Se evaluaron los efectos de la dapsona en el desarrollo perinatal/ postnatal de las crías y en el comportamiento y la función maternos postnatales en un estudio en el que la dapsona se administró diariamente por vía oral a ratas hembra, comenzando aproximadamente en el momento de la implantación y continuando durante toda la lactancia. A una dosis de dapsona de 30 mg/kg/día (aproximadamente 900 veces la exposición sistémica observada en seres humanos en condiciones de uso tópico máximo, en base a comparaciones del AUC) se observó toxicidad materna (disminución del peso corporal y del consumo de alimentos) y efectos en el desarrollo (aumento de las crías nacidas muertas y disminución del peso y crecimiento de las crías durante la lactancia). Además, la administración oral con el excipiente éter monoetílico de dietilenglicol (DGME) solo también aumentó la incidencia de mortinatos en ratas a una dosis estimada en solo 2 veces la administrada clínicamente en función de la superficie corporal. No se observaron efectos sobre la viabilidad, maduración, comportamiento, capacidad de aprendizaje o función reproductiva de las crías supervivientes tras el tratamiento con dapsona o DGME durante el embarazo y la lactancia.
Uso en lactancia.
Aunque la absorción sistémica de dapsona tras la aplicación tópica de Aczone al 7,5% p/p en gel es mínima en relación con la administración oral de dapsona, se sabe que la dapsona se excreta en la leche materna. Debido a la posibilidad de que la dapsona oral cause reacciones adversas en lactantes, se debe decidir si interrumpir la lactancia o interrumpir la Aczone 7.gel al 5% p/p teniendo en cuenta la importancia del medicamento para la madre.
Genotoxicidad.
La dapsona no fue mutagénica en un ensayo de mutación inversa bacteriana (prueba de Ames) utilizando S. typhimurium y E. coli, con y sin activación metabólica. La dapsona aumentó las aberraciones numéricas y estructurales en un ensayo de aberración cromosómica realizado con células de ovario de hámster chino (CHO). La exposición sistémica a la dapsona no indujo aberraciones cromosómicas en ensayos de micronúcleos in vivo realizados en ratones y ratas.
Carcinogenicidad.
La dapsona no fue carcinógena en ratas cuando se administró por vía oral a hembras durante 92 semanas o machos durante 100 semanas a niveles de dosis de hasta 15 mg/kg/día (asociados con valores de AUC superiores a 460 veces la exposición sistémica observada en humanos en condiciones de uso tópico máximo).
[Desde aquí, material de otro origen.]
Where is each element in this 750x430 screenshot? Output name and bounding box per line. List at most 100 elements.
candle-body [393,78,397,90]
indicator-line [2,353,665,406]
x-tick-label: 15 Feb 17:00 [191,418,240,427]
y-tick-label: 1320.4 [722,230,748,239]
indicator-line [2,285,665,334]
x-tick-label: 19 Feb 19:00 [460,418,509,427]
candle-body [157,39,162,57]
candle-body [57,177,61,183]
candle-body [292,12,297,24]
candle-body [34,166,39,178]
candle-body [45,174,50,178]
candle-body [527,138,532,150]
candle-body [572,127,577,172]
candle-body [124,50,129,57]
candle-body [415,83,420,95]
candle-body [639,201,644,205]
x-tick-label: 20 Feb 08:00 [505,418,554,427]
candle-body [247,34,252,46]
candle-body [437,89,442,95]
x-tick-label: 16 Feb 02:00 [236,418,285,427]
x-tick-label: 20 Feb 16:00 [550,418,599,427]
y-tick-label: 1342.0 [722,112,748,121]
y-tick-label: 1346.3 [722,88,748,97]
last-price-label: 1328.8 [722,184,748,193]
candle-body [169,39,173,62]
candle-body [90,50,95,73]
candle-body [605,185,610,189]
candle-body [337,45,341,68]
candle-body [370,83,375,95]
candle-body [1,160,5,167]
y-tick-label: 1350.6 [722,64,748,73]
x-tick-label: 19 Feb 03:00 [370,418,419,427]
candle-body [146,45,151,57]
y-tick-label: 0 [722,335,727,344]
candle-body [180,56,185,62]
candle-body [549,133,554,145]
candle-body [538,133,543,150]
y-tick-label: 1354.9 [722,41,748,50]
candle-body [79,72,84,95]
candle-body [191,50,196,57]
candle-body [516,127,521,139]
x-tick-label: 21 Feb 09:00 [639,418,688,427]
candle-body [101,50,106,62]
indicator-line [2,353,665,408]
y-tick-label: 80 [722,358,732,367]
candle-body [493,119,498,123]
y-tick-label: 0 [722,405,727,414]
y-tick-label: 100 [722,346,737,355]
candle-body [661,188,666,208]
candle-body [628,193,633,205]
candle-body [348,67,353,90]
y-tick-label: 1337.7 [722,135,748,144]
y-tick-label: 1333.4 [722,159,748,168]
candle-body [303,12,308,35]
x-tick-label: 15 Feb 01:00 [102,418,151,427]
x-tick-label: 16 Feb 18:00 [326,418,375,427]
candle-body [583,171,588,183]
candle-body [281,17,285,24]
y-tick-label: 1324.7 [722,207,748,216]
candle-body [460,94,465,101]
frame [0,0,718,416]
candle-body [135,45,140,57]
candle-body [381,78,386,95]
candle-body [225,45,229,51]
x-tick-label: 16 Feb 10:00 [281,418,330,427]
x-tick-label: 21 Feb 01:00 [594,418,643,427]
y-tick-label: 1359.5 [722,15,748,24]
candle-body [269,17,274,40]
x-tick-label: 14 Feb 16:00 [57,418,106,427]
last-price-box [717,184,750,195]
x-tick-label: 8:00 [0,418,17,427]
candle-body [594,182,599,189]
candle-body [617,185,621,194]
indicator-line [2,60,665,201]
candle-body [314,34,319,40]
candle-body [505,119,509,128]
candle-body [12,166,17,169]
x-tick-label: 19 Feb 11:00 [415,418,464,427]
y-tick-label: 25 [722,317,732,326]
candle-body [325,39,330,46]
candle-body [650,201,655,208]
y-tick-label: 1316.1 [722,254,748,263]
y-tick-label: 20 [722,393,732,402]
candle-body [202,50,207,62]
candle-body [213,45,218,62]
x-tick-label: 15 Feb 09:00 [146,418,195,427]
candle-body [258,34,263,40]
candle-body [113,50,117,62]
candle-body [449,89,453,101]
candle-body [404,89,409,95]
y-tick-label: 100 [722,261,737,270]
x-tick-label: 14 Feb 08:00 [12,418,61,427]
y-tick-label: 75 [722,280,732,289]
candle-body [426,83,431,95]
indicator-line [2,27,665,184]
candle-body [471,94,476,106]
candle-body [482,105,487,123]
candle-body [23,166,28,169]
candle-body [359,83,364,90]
A dosis más altas, se ha notificado que la dapsona induce tumores mesenquimatosos y tiroideos en ratas.dapsona tópica al 5% p / p, no aumentó la tasa de formación de tumores cutáneos inducidos por luz ultravioleta cuando se aplicó tópicamente a ratones sin pelo en un estudio de fotocarcinogenicidad de 12 meses.
uso Pediátrico.
No se ha establecido la seguridad y eficacia de Aczone gel al 7,5% p/p en pacientes menores de 12 años.
uso Geriátrico.
No se ha establecido la seguridad y eficacia de Aczone gel al 7,5% p/p en pacientes mayores de 65 años.